2-      Regresso a um exército onde apenas uns mil militares  de terra seriam profissionais e aos quais caberiam :
3-      a) dar formação aos cidadãos que fariam o serviço militar obrigatório.
b) dar cursos de reciclagem militar anuais de uma semana obrigatórios para todos os cidadãos homens e mulheres até aos 40 anos.
c) enquadrar , por pelotões , grupos de cidadãos  que se conheciam e fariam parte das células em que o exército se dividiria nuclearmente em caso e agressão externa.

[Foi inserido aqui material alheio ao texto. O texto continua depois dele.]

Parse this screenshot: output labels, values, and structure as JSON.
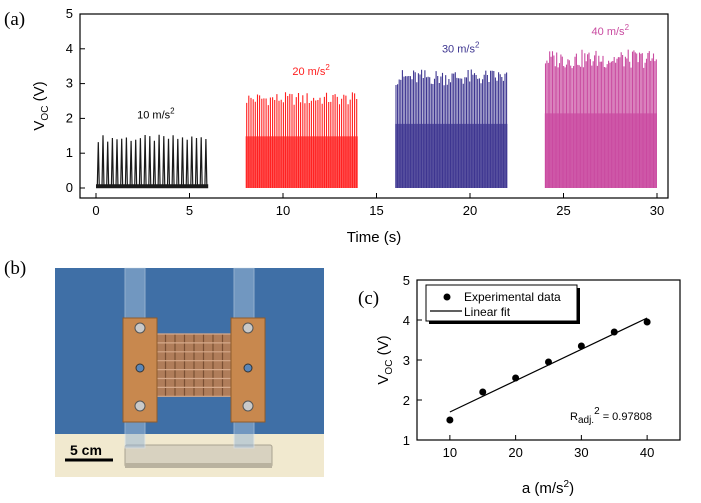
{
  "panels": {
    "a": "(a)",
    "b": "(b)",
    "c": "(c)"
  },
  "colors": {
    "s10": "#1a1a1a",
    "s20": "#ff2020",
    "s30": "#3d3590",
    "s40": "#c94aa0",
    "photo_bg": "#3f6fa6",
    "copper": "#c8884e",
    "table": "#f1e9cf"
  },
  "photo": {
    "scale_label": "5 cm",
    "icon": "photograph-of-device"
  },
  "chart_data": [
    {
      "id": "a",
      "type": "line",
      "xlabel": "Time (s)",
      "ylabel_main": "V",
      "ylabel_sub": "OC",
      "ylabel_unit": " (V)",
      "xlim": [
        0,
        30
      ],
      "ylim": [
        0,
        5
      ],
      "xticks": [
        0,
        5,
        10,
        15,
        20,
        25,
        30
      ],
      "yticks": [
        0,
        1,
        2,
        3,
        4,
        5
      ],
      "series": [
        {
          "name": "10 m/s2",
          "label": "10 m/s",
          "sup": "2",
          "x_range": [
            0,
            6
          ],
          "peak": 1.5,
          "baseline": 0.05,
          "pulses": 24,
          "label_x": 2.2,
          "label_y": 2.0,
          "color_key": "s10"
        },
        {
          "name": "20 m/s2",
          "label": "20 m/s",
          "sup": "2",
          "x_range": [
            8,
            14
          ],
          "peak": 2.7,
          "baseline": 0.0,
          "pulses": 52,
          "label_x": 10.5,
          "label_y": 3.25,
          "color_key": "s20"
        },
        {
          "name": "30 m/s2",
          "label": "30 m/s",
          "sup": "2",
          "x_range": [
            16,
            22
          ],
          "peak": 3.35,
          "baseline": 0.0,
          "pulses": 70,
          "label_x": 18.5,
          "label_y": 3.9,
          "color_key": "s30"
        },
        {
          "name": "40 m/s2",
          "label": "40 m/s",
          "sup": "2",
          "x_range": [
            24,
            30
          ],
          "peak": 3.9,
          "baseline": 0.0,
          "pulses": 80,
          "label_x": 26.5,
          "label_y": 4.4,
          "color_key": "s40"
        }
      ]
    },
    {
      "id": "c",
      "type": "scatter",
      "xlabel_main": "a (m/s",
      "xlabel_sup": "2",
      "xlabel_end": ")",
      "ylabel_main": "V",
      "ylabel_sub": "OC",
      "ylabel_unit": " (V)",
      "xlim": [
        5,
        45
      ],
      "ylim": [
        1,
        5
      ],
      "xticks": [
        10,
        20,
        30,
        40
      ],
      "yticks": [
        1,
        2,
        3,
        4,
        5
      ],
      "points": {
        "x": [
          10,
          15,
          20,
          25,
          30,
          35,
          40
        ],
        "y": [
          1.5,
          2.2,
          2.55,
          2.95,
          3.35,
          3.7,
          3.95
        ]
      },
      "fit": {
        "x": [
          10,
          40
        ],
        "y": [
          1.7,
          4.05
        ]
      },
      "legend": {
        "points": "Experimental data",
        "line": "Linear fit"
      },
      "annotation": {
        "main": "R",
        "sub": "adj.",
        "sup": "2",
        "rest": " = 0.97808"
      }
    }
  ]
}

   A estas forças, que para além da formação militar de recruta básica de 3 meses com reciclagens de uma semana/ano, juntar-se ia uma pequena força marítima de grupos de pequenos  e mini submarinos ( como existem na China)e uma restrita força aérea de reconhecimento.
Esta é a minha proposta de umas forças armadas para a guerrilha pura e dura, dum país em que seria claro a forças agressivas que entrar era fácil,  mas sair só “na horizontal e de pés para a frente “ como disse Sartre.